At the moment, they’re mostly the built-in Apple apps like Notes, Mail, Messages, Preview, Pages, Keynote, and TextEdit. Open one of the programs that offers this feature. It’s so buried, though, I’ll bet not one person in a thousand will even know it’s there: If you right-click inside an email, message, or document (top), you can take and insert a photo from your iPhone (bottom). An Options menu lets you choose whether or not the cursor should be included, whether or not you need a timer (a few seconds to get the screen set up properly), and where you want the resulting screenshot sent. It offers buttons for capturing still images of your screen (whole screen or a portion) and also for capturing videos of your screen activity (whole screen or a portion). You’re spared the whole business of finding and editing and sending the shot after creating it.Įven better: The new keystroke Shift-Command-5 opens a new, master screen-capture utility panel. If you click it before it disappears, you can open it up, edit it, crop it, mark it up, delete it, or share it. When you capture the screen image using the age-old keystroke Shift-Command-3 (whole screen) or Shift-Command-4 (portion of the screen), it now works as it does on iOS: It shrinks down into a thumbnail in the corner of the screen. And I do find the Preview panel especially useful when plowing through a list of photos, trying to find a certain one. The Quick Action part is all new, though, and occasionally quite welcome.
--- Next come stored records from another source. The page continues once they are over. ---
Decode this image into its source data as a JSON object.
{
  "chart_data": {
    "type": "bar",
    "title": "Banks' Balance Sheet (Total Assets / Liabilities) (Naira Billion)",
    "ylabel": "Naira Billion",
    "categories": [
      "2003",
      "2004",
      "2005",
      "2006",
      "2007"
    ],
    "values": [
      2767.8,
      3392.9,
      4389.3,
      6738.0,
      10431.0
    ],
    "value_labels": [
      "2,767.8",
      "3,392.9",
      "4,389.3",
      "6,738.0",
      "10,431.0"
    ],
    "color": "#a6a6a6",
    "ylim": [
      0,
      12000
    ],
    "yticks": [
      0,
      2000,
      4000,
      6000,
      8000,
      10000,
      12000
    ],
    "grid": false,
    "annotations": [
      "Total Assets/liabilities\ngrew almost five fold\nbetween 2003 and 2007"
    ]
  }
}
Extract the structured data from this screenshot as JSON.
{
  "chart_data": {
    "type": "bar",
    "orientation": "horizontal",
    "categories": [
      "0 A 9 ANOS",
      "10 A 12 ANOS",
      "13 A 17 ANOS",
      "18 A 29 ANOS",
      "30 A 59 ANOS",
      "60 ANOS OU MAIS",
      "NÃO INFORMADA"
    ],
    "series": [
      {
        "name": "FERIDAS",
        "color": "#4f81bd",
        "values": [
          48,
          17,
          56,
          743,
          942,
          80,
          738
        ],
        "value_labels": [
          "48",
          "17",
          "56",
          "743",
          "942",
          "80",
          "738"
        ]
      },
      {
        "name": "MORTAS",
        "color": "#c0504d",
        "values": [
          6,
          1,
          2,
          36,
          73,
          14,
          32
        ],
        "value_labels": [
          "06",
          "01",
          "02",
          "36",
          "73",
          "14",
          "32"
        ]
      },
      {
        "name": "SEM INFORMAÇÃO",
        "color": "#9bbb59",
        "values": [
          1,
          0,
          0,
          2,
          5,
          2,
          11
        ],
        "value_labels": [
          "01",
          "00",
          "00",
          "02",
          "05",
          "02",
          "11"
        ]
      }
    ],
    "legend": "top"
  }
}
The Preview pane is basically the Mac’s existing Get Info panel, but glued onto the side of the window instead of floating loose.
Here again, this feature is just a repackaging of existing features. If you’re handy with Apple’s Automator app, you can make your own Quick Action buttons, too.
PREVIEW MAC OS SLOW MOJAVE PDF
For a PDF document, it’s Mark Up or Add Password. For a photo, the buttons include Rotate and Mark Up.
PREVIEW MAC OS SLOW MOJAVE WINDOWS
(It’s almost identical to the Preview panel in Windows 10.) Now, though, it shows much more of the file’s metadata-your choice of data bits like size, date, camera model, number of pages, and so on.Īnd now it has Quick Action buttons at the bottom, relevant to the kind of file you’ve clicked. Using the View menu, macOS has had the option to turn on a sidebar that shows an icon preview of any icon you select: a thumbnail of a photo, for example, or the first page of a Word document. Only difference I can see is that you no longer get to see the names of the icons.
And now it’s called Gallery View (shown in the first illustration above).
But now, the icons themselves appear in a horizontal row, instead of in a list view (shown in the first illustration above). It still displays a large thumbnail of each icon as you arrow-key your way through the items in a folder. The old Cover Flow view has received a weird, minor tweak. But it’s all about the details, right? Because these stacks are created automatically, they really do create more order on your screen without costing you any effort or time. When you get right down to it, this invention isn’t really so different from the stacks feature on the Dock that the Mac has had for years, or even from regular desktop folders. “Desktop stacks” are little piles of related icons (right) that make your messy desktop (left) neater.